MP participa em Nova York de repatriação de obra de arte do Banco Santos

O governo brasileiro repatriou, na sexta-feira (9/5) mais uma obra de arte que pertenceu à coleção do ex-banqueiro Edemar Cid Ferreira e que foi sequestradas pela Justiça brasileira depois da falência do Banco Santos, decretada em 2005.

Autoridades brasileiras em Nova York, com a obra de arte repatriada

A obras foi entregue pelo procurador do Distrito de Nova York, Preet Bharara, ao secretário Nacional de Justiça do Ministério da Justiça, Paulo Abrão Pires Junior, em cerimônia realizada na sede do distrito sul da Procuradoria dos Estados Unidos, em Nova York (EUA), que teve a presença do Promotor de Justiça de Falências da Capital Eronides Aparecido Rodrigues dos Santos. A Promotoria de Justiça de Falência e a massa falida do Banco Santos obtiveram do Superior Tribunal Federal uma decisão pela qual a obra de arte, avaliada em US$ 500 mil, deverá ser utilizadas para pagar os credores da falência.

A obra repatriada é o quadro 'Composition Abstraite', do pintor russo naturalizado francês Serge Poliakoff, que foi levado ilegalmente da Suíça para os Estados Unidos há oito anos. O quadro foi enviado à Suíça por Edemar Cid Ferreira próximo à intervenção do Banco Santos, em novembro de 2004, e dois anos depois entrou ilegalmente nos Estados Unidos, onde foi arrestado em março de 2008 pelas autoridades locias.

É uma das quase mil obras da coleção de Edemar Cid Ferreira que a Agência de Segurança Nacional norte-americana e outras agências internacionais apreenderam em países como Suíça, na França, no Reino Unido e Estados Unidos.

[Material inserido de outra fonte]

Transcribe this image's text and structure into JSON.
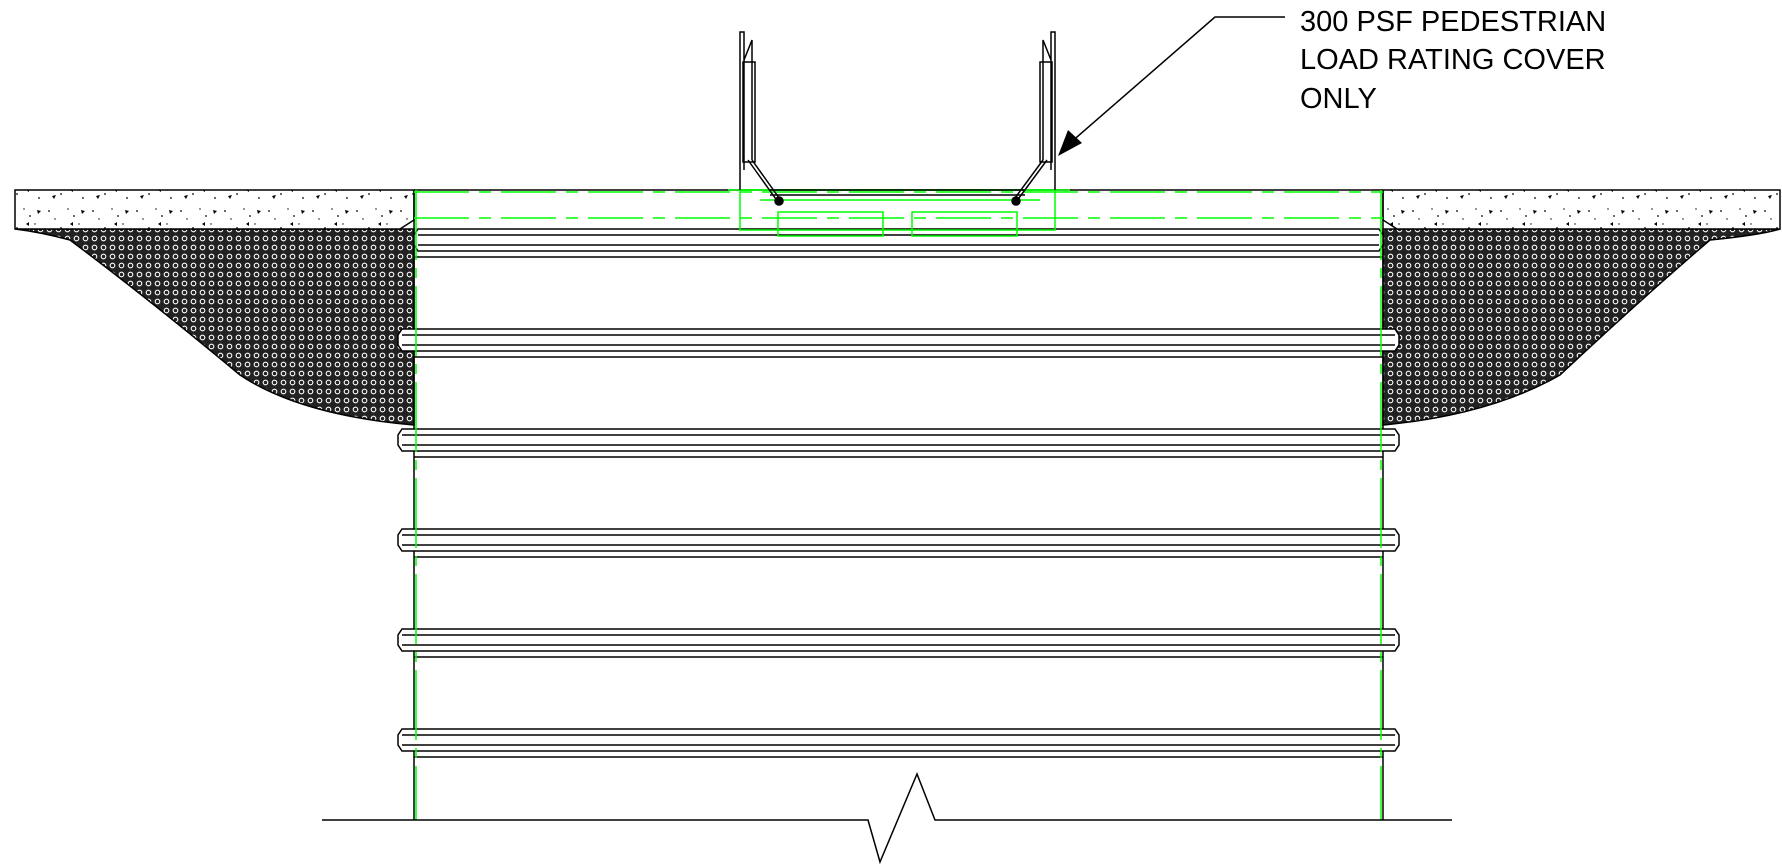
{
  "callout": {
    "lines": [
      "300 PSF PEDESTRIAN",
      "LOAD RATING COVER",
      "ONLY"
    ]
  },
  "colors": {
    "linework": "#000000",
    "cad_green": "#00ff00",
    "background": "#ffffff"
  }
}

O Promotor Eronides dos Santos (à direita), na cerimônia de assinatura do termo de entrega da obra

“O trabalho conjunto entre o Juiz Criminal Federal, o Juiz e o Promotor de Justiça da Falência e o Governo Federal brasileiros, bem como a cooperação jurídica internacional prestada pelo Poder Judiciário, pela Promotoria e Governo Americanos possibilitaram o ressarcimento das vítimas do crime com a apreensão dessa valiosa obra de arte, reafirmando o laço de cooperação jurídica entre as duas nações”, afirmou o Promotor Eronides Santos, ao discursar na solenidade em Nova York.

Em setembro de 2010, também com a participação do MP-SP, o governo brasileiro já havia recuperado duas obras do acervo de Edemar Cid Ferreira, os quadros “Modern Paiting with Yellow Interweave”, do pintor novaiorquino Roy Lichetenstein, e “Figures dans une structure”, do artista uruguaio Joaquim Torres-Garcia, encontrados em um armazém de Nova York em 2007 e aprendidas pelas autoridades norte-americanas. Os quadros entraram nos Estados Unidos após a falência do Banco Santos e de forma irregular, com títulos falsos e documentação na qual o valor declarado das obras era muito inferior ao real valor de mercado. As obras já haviam sido negociadas quando foram apreendidas.

Os três quadros permanecerão em Nova York até que sejam leiloados na casa de leilões Sotheby´s, conforme decisão do Juiz da 2ª Vara de Falências e Recuperações Judiciais da Capital.

Também participaram da cerimônia em Nova Yourk a Embaixadora Ana Lucy Gentil Cabral Petersen, Chefe do Consulado do Brasil em Nova York; o advogado americano Ed Davis, e, como representantes da massa falida do Banco Santos, o administrador judicial Vânio Cesar Pickler Aguiar, e os advogados Henrique Forssell e Rodrigo Kaysserlian.